Le territoire de la lecture est donc celui de la vie privée. Les plus proches collaborateurs du Général abordent avec une grande pudeur ce rivage secret. Pierre-Louis Blanc, son secrétaire particulier à partir de 1969, se fait très discret lorsqu’il rejoint de Gaulle entre ses murs couverts de livres : « Je m’étais fait une règle de ne jamais chercher à en déchiffrer les titres. Il me semblait qu’agir autrement eût constitué un manquement à la discrétion. » L’espace de lecture correspond pour de Gaulle à une cartographie très privée : ses appartements personnels à l’Élysée, sa demeure de La Boisserie, les déplacements qu’il entreprend avec son épouse en dehors de ses fonctions présidentielles. Lors de son voyage en Irlande en mai et juin 1969, il emporte ainsi Les Mémoires d’outre-tombe de Chateaubriand, auteur qu’il admire particulièrement et en qui il espère trouver l’inspiration pour ses propres mémoires. L’année suivante, avant de partir vers l’Espagne, il relit les œuvres de Cervantes, de Vicente Blasco Ibáñez, de Miguel Delibes…
Si la lecture est une activité privée, elle ne doit pas pour autant verser dans la privauté. Hors de question pour le Général de lire dans son lit ! « Jamais aucun livre n’était posé sur sa table de nuit », affirme son fils. « Seule ma mère, qui montait se coucher avant lui, vers 11 heures, lisait au lit avant d’éteindre la lumière. Lui s’endormait d’un trait et n’avait besoin de rien d’autre pour le faire. » À La Boisserie, le salon-bibliothèque est donc l’endroit où il se consacre à la lecture plusieurs heures par jour dans un silence absolu. Philippe de Gaulle se souvient de la scène : « On le trouvait, l’après-midi, immuablement assis près de la cheminée, à sa droite, dans son fauteuil club en cuir, le dos à la fenêtre. Il était éclairé par un lampadaire, le même qui éclairait ma mère installée derrière lui, devant son secrétaire Empire en merisier. […] Un guéridon à double étagère supportait, à gauche de mon père, une pile de huit à dix ouvrages qu’il était en train de lire. » La porte qui mène aux autres pièces est fermée. La télévision est bien sûr éteinte.
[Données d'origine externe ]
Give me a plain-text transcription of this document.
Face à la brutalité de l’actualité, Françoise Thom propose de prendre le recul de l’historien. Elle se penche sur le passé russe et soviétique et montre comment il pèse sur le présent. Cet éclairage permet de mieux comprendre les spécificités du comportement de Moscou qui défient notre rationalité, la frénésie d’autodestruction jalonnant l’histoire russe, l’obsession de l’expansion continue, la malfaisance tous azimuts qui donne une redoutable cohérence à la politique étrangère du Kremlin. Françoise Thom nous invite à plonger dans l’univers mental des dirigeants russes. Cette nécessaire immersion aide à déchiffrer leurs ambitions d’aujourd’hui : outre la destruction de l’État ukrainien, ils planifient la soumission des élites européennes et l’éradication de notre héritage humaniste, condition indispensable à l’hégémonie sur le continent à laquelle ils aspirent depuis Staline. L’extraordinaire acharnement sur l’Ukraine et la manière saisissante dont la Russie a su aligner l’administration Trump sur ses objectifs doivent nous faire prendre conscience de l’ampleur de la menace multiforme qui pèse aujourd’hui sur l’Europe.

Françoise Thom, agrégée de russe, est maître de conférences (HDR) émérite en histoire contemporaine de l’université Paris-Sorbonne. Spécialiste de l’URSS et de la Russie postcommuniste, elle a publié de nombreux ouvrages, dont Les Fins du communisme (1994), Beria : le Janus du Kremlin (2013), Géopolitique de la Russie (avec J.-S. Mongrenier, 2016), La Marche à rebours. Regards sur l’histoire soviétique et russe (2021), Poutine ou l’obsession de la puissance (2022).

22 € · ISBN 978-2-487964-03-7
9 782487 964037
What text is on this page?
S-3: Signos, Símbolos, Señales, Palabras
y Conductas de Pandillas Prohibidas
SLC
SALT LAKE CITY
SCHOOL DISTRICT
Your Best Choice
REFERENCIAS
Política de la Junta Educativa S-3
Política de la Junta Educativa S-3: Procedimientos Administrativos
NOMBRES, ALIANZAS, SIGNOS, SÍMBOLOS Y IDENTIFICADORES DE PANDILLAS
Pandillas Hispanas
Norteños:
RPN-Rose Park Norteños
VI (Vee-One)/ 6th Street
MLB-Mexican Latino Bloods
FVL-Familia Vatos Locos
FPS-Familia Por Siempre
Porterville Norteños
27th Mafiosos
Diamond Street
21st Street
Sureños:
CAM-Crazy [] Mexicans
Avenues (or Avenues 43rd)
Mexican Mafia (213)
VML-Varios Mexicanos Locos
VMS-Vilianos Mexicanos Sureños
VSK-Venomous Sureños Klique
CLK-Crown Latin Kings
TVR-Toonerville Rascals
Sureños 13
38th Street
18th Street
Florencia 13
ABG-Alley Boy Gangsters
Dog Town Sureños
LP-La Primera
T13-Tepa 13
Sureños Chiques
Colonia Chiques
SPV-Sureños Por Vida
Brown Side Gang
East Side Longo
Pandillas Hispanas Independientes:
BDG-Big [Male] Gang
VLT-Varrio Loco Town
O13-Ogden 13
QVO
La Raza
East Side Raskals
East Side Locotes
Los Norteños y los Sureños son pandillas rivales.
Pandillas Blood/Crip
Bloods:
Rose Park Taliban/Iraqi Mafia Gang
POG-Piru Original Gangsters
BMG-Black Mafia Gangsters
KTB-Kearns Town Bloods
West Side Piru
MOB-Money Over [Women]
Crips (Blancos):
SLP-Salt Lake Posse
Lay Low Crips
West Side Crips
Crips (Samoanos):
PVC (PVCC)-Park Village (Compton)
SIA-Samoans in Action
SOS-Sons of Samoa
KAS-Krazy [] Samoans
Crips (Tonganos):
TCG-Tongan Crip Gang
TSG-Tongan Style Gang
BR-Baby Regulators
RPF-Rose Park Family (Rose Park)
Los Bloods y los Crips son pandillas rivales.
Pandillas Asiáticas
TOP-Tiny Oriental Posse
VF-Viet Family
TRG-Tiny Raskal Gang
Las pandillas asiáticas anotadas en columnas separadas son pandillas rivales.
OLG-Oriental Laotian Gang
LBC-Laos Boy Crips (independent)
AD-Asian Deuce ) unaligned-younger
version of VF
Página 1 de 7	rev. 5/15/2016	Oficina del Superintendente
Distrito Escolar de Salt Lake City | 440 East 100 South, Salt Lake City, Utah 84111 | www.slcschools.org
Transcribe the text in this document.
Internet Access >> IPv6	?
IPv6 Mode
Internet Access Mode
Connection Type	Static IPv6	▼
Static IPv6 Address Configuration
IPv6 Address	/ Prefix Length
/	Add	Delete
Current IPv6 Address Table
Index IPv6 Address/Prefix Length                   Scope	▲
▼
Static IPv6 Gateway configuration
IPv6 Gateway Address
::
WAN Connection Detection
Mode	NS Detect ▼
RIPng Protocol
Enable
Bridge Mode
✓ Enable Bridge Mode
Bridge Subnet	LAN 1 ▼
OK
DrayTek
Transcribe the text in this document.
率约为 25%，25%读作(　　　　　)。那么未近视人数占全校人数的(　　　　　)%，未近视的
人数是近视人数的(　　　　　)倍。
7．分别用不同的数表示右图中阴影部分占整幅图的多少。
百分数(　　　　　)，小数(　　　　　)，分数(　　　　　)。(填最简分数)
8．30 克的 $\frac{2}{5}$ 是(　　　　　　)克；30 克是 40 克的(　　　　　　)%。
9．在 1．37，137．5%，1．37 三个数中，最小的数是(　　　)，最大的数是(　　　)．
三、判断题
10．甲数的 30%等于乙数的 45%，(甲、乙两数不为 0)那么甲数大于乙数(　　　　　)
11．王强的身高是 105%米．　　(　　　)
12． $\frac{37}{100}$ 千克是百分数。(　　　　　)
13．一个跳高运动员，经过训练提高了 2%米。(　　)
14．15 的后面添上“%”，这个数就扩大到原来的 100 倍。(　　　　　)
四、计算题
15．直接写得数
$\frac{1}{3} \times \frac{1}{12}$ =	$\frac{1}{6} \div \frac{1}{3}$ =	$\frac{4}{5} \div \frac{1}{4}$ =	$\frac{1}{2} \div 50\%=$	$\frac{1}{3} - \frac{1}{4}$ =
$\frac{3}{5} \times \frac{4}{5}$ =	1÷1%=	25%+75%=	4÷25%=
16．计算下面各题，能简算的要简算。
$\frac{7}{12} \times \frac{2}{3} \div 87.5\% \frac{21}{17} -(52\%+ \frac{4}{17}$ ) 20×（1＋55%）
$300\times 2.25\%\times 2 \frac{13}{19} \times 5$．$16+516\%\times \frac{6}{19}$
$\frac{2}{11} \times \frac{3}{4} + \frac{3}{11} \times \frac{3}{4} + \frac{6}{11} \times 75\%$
Ni les bourrasques de l’hiver haut-marnais qui frappent aux fenêtres, ni les gazouillis des oiseaux au printemps ne le distraient. De Gaulle en ses livres se replie dans la seule pensée. Sa lecture est un plaisir autant qu’une discipline, à tel point que plusieurs témoins comparent l’existence du Général à La Boisserie à « celle des couvents dont la règle intérieure imprime à la vie quotidienne un rythme destiné à assourdir les bruits du monde pour faciliter le dialogue avec Dieu ».
Lecteur insatiable, de Gaulle lit en moyenne trois livres par semaine, même durant ses mandats présidentiels. Il profite du soir et du début de la nuit pour se livrer à cette activité qui constitue sa principale distraction. Sa façon d’aborder un nouveau livre est pragmatique et efficace. Il chausse d’abord ses lunettes à gros verres et opère un premier tri par auscultation. Selon son gendre, le général de Boissieu, il avait développé une technique de lecture rapide « en se contentant du début et de la conclusion de chacun des chapitres, en effectuant quelques sondages dans le corps de l’ouvrage et en lisant attentivement la conclusion ». Si cette première approche s’avère encourageante, il lit alors le livre, parfois en une journée. Ce témoignage est corroboré par Philippe de Gaulle : « Pour savoir si un livre mérite d’être lu, me conseillait mon père, regarde d’abord la table des matières et un ou deux sujets et quelques noms que tu connais bien toi-même. Si ce qui est écrit ne correspond pas à la réalité, ne perds pas ton temps. Si c’est un roman, son style et sa clarté sont évidemment des critères de choix. » Certains livres ne franchissent pas le premier barrage et ne restent pas dans la bibliothèque ; d’autres deviennent des favoris que le Général lit et relit plusieurs fois. C’est le cas de certains recueils de poésie qui sont nombreux dans la bibliothèque, mais aussi des « ouvrages des écrivains qu’il considérait comme ses pères en littérature » et chez lesquels il puise son inspiration. »

 

« La gracquie appelle la même jubilation. J’ai appris depuis longtemps à m’y expatrier, lorsque le ciel est bas et l’humeur, chagrine. Bordée par le rivage des Syrtes, surplombée par le château d’Argol et creusée par des eaux étroites, c’est une vieille et fière nation, dont l’emblème serait un coupe-papier en nacre et dont la devise pourrait être celle de feu José Corti, libraire-éditeur des jardins du Luxembourg : « Rien de commun. » Elle commence dans des livres ensorcelants que le temps n’atteint pas et se prolonge après qu’on a quitté Angers, ville « mesquine », « étriquée », « pataude », que jamais Louis Poirier n’a voulu aimer. Sans se presser, il faut alors prendre la route de Nantes piquetée de moulins en ruine aux ailes brisées et de quelques beaux châteaux, parmi lesquels celui de Serrant, pour accéder, sous une pluie d’hiver, au royaume de gracquie.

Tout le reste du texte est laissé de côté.